After multiple rounds of discussion among basic science researchers, pathologists, and clinicians working on COVID-19, Li et al. [46] have presented various hypotheses on the pathogenesis of SARS-CoV-2. Hypotheses for the pathogenesis of these findings at biopsy or autopsy include disordered immune response to the virus, with a hyperinflammatory state, and abnormal coagulation, which may be secondary to the immune response or related directly to viral injury of endothelial cells. Ongoing scientific research is needed to further explore SARS-CoV-2 and its impact on the human body and, by extension, global public health [46].

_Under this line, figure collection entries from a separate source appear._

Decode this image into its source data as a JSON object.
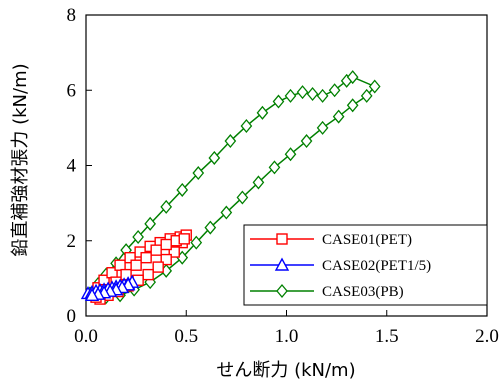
{
  "chart_data": {
    "type": "line",
    "xlabel": "せん断力 (kN/m)",
    "ylabel": "鉛直補強材張力 (kN/m)",
    "xlim": [
      0,
      2.0
    ],
    "ylim": [
      0,
      8
    ],
    "x_ticks": [
      "0.0",
      "0.5",
      "1.0",
      "1.5",
      "2.0"
    ],
    "y_ticks": [
      "0",
      "2",
      "4",
      "6",
      "8"
    ],
    "x_tick_values": [
      0,
      0.5,
      1.0,
      1.5,
      2.0
    ],
    "y_tick_values": [
      0,
      2,
      4,
      6,
      8
    ],
    "grid": false,
    "legend_position": "bottom-right",
    "series": [
      {
        "name": "CASE01(PET)",
        "color": "#ff0000",
        "marker": "square",
        "x": [
          0.03,
          0.06,
          0.09,
          0.13,
          0.17,
          0.22,
          0.27,
          0.32,
          0.37,
          0.42,
          0.47,
          0.5,
          0.48,
          0.44,
          0.4,
          0.36,
          0.31,
          0.26,
          0.21,
          0.16,
          0.11,
          0.07,
          0.05,
          0.1,
          0.15,
          0.2,
          0.25,
          0.3,
          0.35,
          0.4,
          0.45,
          0.49
        ],
        "y": [
          0.55,
          0.75,
          0.95,
          1.15,
          1.35,
          1.55,
          1.7,
          1.85,
          1.95,
          2.05,
          2.1,
          2.15,
          1.95,
          1.7,
          1.5,
          1.3,
          1.1,
          0.95,
          0.8,
          0.65,
          0.55,
          0.45,
          0.5,
          0.7,
          0.9,
          1.1,
          1.35,
          1.55,
          1.75,
          1.9,
          2.0,
          2.05
        ]
      },
      {
        "name": "CASE02(PET1/5)",
        "color": "#0000ff",
        "marker": "triangle",
        "x": [
          0.01,
          0.03,
          0.05,
          0.07,
          0.09,
          0.11,
          0.13,
          0.15,
          0.17,
          0.19,
          0.21,
          0.23,
          0.21,
          0.18,
          0.15,
          0.12,
          0.09,
          0.06,
          0.03
        ],
        "y": [
          0.6,
          0.63,
          0.66,
          0.68,
          0.7,
          0.72,
          0.75,
          0.78,
          0.8,
          0.83,
          0.86,
          0.9,
          0.83,
          0.76,
          0.7,
          0.66,
          0.62,
          0.58,
          0.55
        ]
      },
      {
        "name": "CASE03(PB)",
        "color": "#008000",
        "marker": "diamond",
        "x": [
          0.02,
          0.06,
          0.1,
          0.15,
          0.2,
          0.26,
          0.32,
          0.4,
          0.48,
          0.56,
          0.64,
          0.72,
          0.8,
          0.88,
          0.96,
          1.02,
          1.08,
          1.13,
          1.18,
          1.24,
          1.3,
          1.33,
          1.44,
          1.4,
          1.33,
          1.26,
          1.18,
          1.1,
          1.02,
          0.94,
          0.86,
          0.78,
          0.7,
          0.62,
          0.55,
          0.48,
          0.4,
          0.32,
          0.24,
          0.17,
          0.1
        ],
        "y": [
          0.6,
          0.85,
          1.1,
          1.4,
          1.75,
          2.1,
          2.45,
          2.9,
          3.35,
          3.8,
          4.2,
          4.65,
          5.05,
          5.4,
          5.7,
          5.85,
          5.95,
          5.9,
          5.85,
          6.0,
          6.25,
          6.35,
          6.1,
          5.85,
          5.6,
          5.3,
          5.0,
          4.65,
          4.3,
          3.95,
          3.55,
          3.15,
          2.75,
          2.35,
          1.95,
          1.55,
          1.2,
          0.9,
          0.7,
          0.55,
          0.5
        ]
      }
    ]
  }
}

Because the WHO declared the COVID-19 pandemic, all health-care personnel, including pathologists, have been urged in a common effort of solidarity in the different disciplines in which they work, with an emphasis on prioritization of activities at this time of global health emergency, thus maintaining a high-level and optimal response time for routine diagnostic activity while concurrently investigating the COVID-19 process. Postmortem histopathological findings and biopsies could play an essential role in understanding the pathophysiology of SARS-CoV-2 infection. Indeed, using appropriate biosafety precautions, the US CDC and the WHO calls for action to perform full and detailed autopsies on patients who have suffered from SARS-CoV-2 infection, leading to COVID-19 [47,48]. Finally, further research using fresh, frozen, and formalin-fixed tissues obtained from autopsy or biopsy is needed to better understand the tropism of SARS-CoV-2 and the extent of its effects on different organs and tissues. For example, the central nervous system deserves in-depth analysis to reveal the impact of the virus on the brain and correlation with neurological manifestations and complications [[49], [50], [51]]. IHC, genomic, and PCR-based techniques performed on these tissues will be relevant for such investigations in the near future.

Footnotes

Competing interests: All authors declare no conflict of interest.